The system terminates the coaxial drop at a residential interface unit (RIU) mounted on the outside of the customer’s premises. The RIU directs voice signals to standard twisted-pair lines inside the premises and passes the cable service to the in-home coaxial wiring. The system has no impact on which types of cable security and settop devices are used by the cable operator.

The General Instrument method. In a contrasting approach, Andy Deveraux, General Instrument vice president of strategic planning, says the integrated-service system GI has developed with DSC provides a single unswitched path to the settop from the headend. The customer terminal electronics are located in the settop box instead of the RIU.

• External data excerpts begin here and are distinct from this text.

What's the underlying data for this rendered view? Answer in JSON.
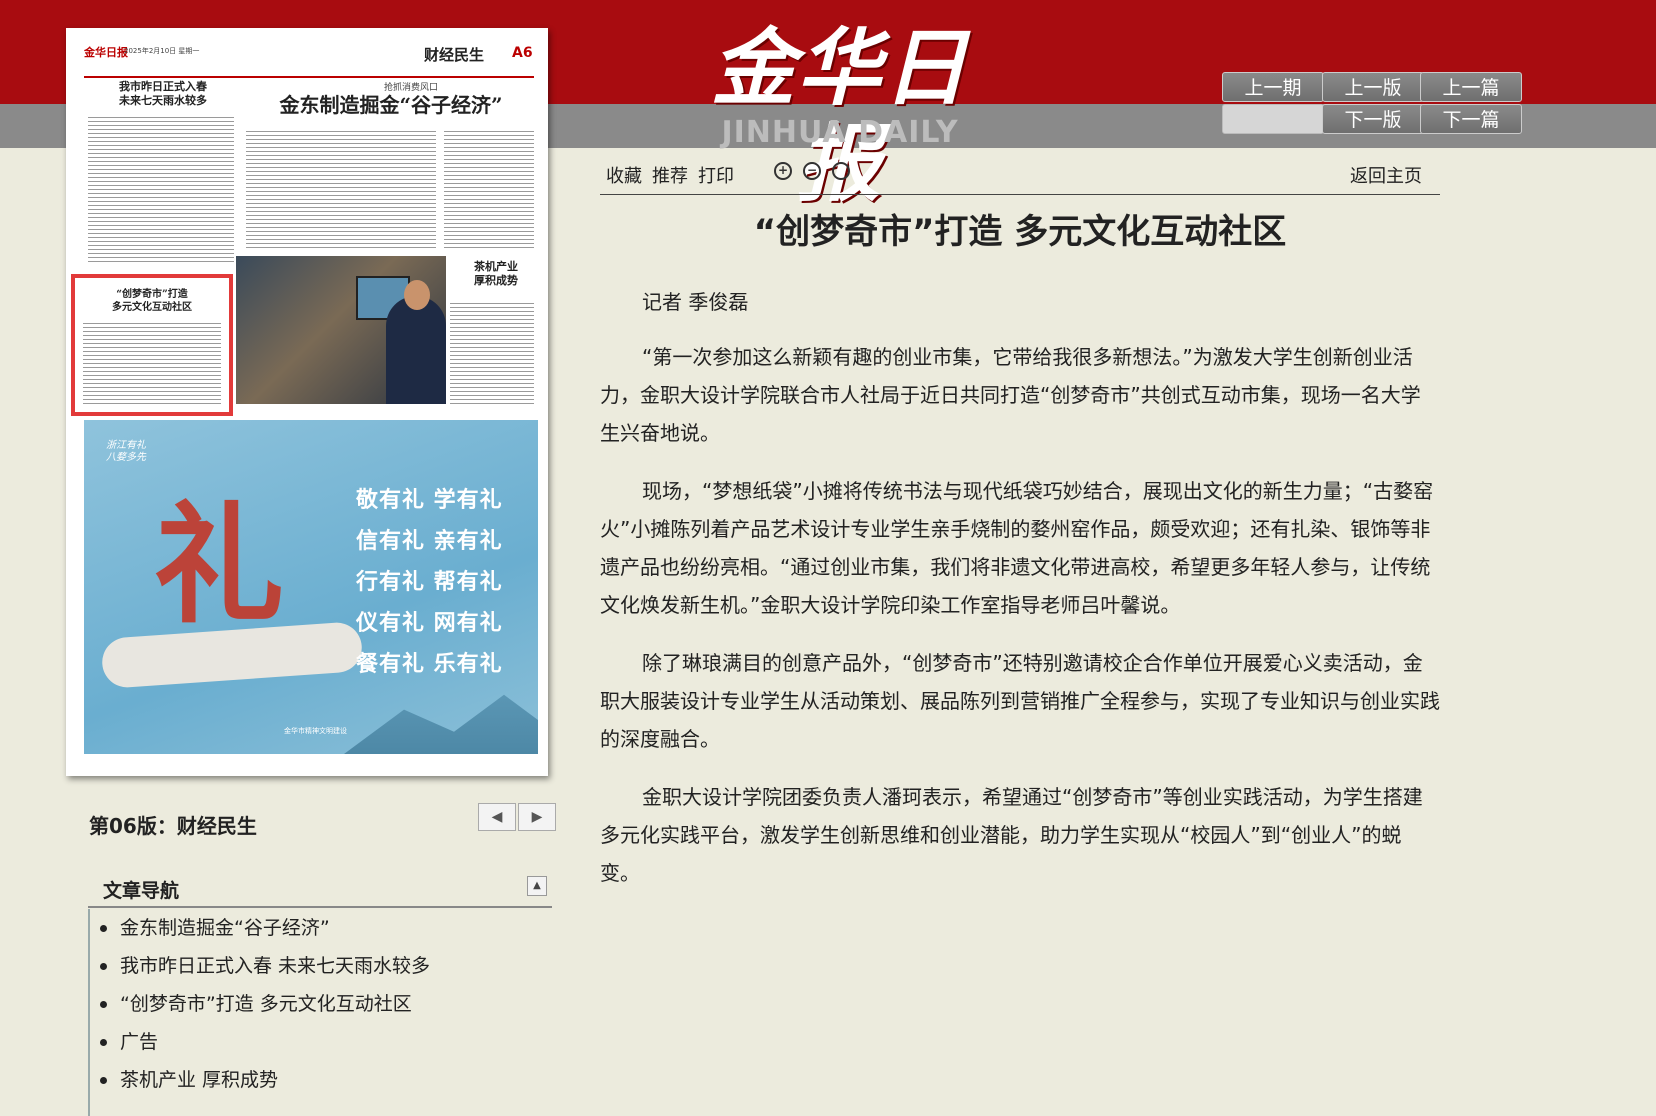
{
  "brand": {
    "name_cn": "金华日报",
    "name_en": "JINHUA DAILY"
  },
  "nav_buttons": {
    "prev_issue": "上一期",
    "prev_page": "上一版",
    "prev_article": "上一篇",
    "next_page": "下一版",
    "next_article": "下一篇"
  },
  "thumbnail": {
    "brand": "金华日报",
    "date_line": "2025年2月10日 星期一",
    "section": "财经民生",
    "page_no": "A6",
    "kicker": "抢抓消费风口",
    "headline_main": "金东制造掘金“谷子经济”",
    "headline_left": "我市昨日正式入春\n未来七天雨水较多",
    "highlight_title": "“创梦奇市”打造\n多元文化互动社区",
    "side_title": "茶机产业\n厚积成势",
    "ad": {
      "seal": "浙江有礼\n八婺多先",
      "big_char": "礼",
      "rows": [
        "敬有礼 学有礼",
        "信有礼 亲有礼",
        "行有礼 帮有礼",
        "仪有礼 网有礼",
        "餐有礼 乐有礼"
      ],
      "footer": "金华市精神文明建设"
    }
  },
  "edition_title": "第06版：财经民生",
  "pager": {
    "prev": "◀",
    "next": "▶"
  },
  "article_nav": {
    "title": "文章导航",
    "toggle": "▲",
    "items": [
      "金东制造掘金“谷子经济”",
      "我市昨日正式入春 未来七天雨水较多",
      "“创梦奇市”打造 多元文化互动社区",
      "广告",
      "茶机产业 厚积成势"
    ]
  },
  "toolbar": {
    "favorite": "收藏",
    "recommend": "推荐",
    "print": "打印",
    "zoom_in": "+",
    "zoom_out": "−",
    "zoom_reset": "○",
    "home": "返回主页"
  },
  "article": {
    "title": "“创梦奇市”打造 多元文化互动社区",
    "byline": "记者 季俊磊",
    "paragraphs": [
      "“第一次参加这么新颖有趣的创业市集，它带给我很多新想法。”为激发大学生创新创业活力，金职大设计学院联合市人社局于近日共同打造“创梦奇市”共创式互动市集，现场一名大学生兴奋地说。",
      "现场，“梦想纸袋”小摊将传统书法与现代纸袋巧妙结合，展现出文化的新生力量；“古婺窑火”小摊陈列着产品艺术设计专业学生亲手烧制的婺州窑作品，颇受欢迎；还有扎染、银饰等非遗产品也纷纷亮相。“通过创业市集，我们将非遗文化带进高校，希望更多年轻人参与，让传统文化焕发新生机。”金职大设计学院印染工作室指导老师吕叶馨说。",
      "除了琳琅满目的创意产品外，“创梦奇市”还特别邀请校企合作单位开展爱心义卖活动，金职大服装设计专业学生从活动策划、展品陈列到营销推广全程参与，实现了专业知识与创业实践的深度融合。",
      "金职大设计学院团委负责人潘珂表示，希望通过“创梦奇市”等创业实践活动，为学生搭建多元化实践平台，激发学生创新思维和创业潜能，助力学生实现从“校园人”到“创业人”的蜕变。"
    ]
  }
}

The DSC system is designed to meet Bellcore’s broadband-switching standards, which means the box in the home will have access to every type of advanced digital service envisioned for the telephone industry. According to Deveraux, the firms will also offer other versions of the system that establish different locations for the customer interface units.

THE WAY BACK

It is also important to provide transport for return signals from customers over the coaxial-bus portion of the network back to the interface with the fiber trunkline. Some vendors are sticking with the established cable-industry return path, which uses the 5–30 MHz (megahertz) band. Others, like AT&T Network Systems, are moving to wider bandwidth, in the range of 5–42 MHz; this is made possible by a big performance leap in the filters that separate upstream from downstream signals.

PacBell and other users contend that this amount of return bandwidth is more than enough to handle any reasonable level of usage of phone service within the 500-home coaxial serving area. Northern Telecom, in fact, is working on a new cablephone system that it claims enhances bandwidth efficiency to the point that much larger coaxial serving areas, covering as many as 2,000 households, could be provided phone service without deeper extension of fiber.